Quelquefois même le nom de la pièce jouée est resté au salon ou à la salle où elle fut représentée : et ce nom peut aussi appartenir à la localité, car il ne faut pas perdre de vue que Molière et sa troupe, à cette époque, jouaient à l'improvi­sade, et qu'avec la plus grande prestesse ils exécutaient des pièces de circonstance.

Voici encore un autre repère :

Dans la troupe de Molière se trouvaient deux hérauts-d'armes amateurs, émules des d'Hozier et des Le Menestrier, qui allant et venant, redressaient à tout propos des arbres généalogiques fautifs, complétaient les pièces manquant aux écus, ou relevaient des émaux ternis; grâce à leur science héraldique, ils pénétraient auprès des plus nobles familles et avaient ainsi l'occasion d’y introduire la troupe.

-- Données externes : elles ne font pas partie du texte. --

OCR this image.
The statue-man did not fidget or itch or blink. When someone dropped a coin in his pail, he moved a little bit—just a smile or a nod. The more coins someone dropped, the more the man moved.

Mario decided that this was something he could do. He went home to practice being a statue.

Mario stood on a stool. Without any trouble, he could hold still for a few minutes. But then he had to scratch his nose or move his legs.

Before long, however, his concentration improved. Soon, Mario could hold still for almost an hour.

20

Ces deux héraldistes étaient: Jacques Béjard et Tristan Lhermite, sieur de Vauzelle.

 Ces deux compagnons de Molière ont publié, durant leur séjour dans le Midi, l'armorial de tous les barons, comtes, évêques, abbés, prélats ayant séance aux Etats généraux du Languedoc; bien mieux, ils ont dressé et publié sans la moindre lacune l'armorial complet de tous les archevêques qui, depuis le IIIe siècle jusqu'au XVIIe, se sont succédé sur le siège de Narbonne.

 C'est à l'aide de ces habiles généalogistes que la troupe de Molière s'attirait les bonnes grâces de la noblesse, et qu'en 1656 elle obtint des Etats généraux, réunis à Béziers, une gratification de 500 fr.

En Guyenne, en Gascogne, dans l'Agenais, patrie de tant de familles illustres, Jacques Béjard et Tristan Lhermite durent se livrer, leurs études favorites et, par suite, se mettre en rapport. avec des personnes de distinction de ces différentes contrées.

Si donc on trouve dans les archives d'un château des armoiries ou des gé­néalogies signées des noms de Jacques Béjard ou de Tristan Lher­mite, on peut être certain que la troupe de Molière n'est pas loin!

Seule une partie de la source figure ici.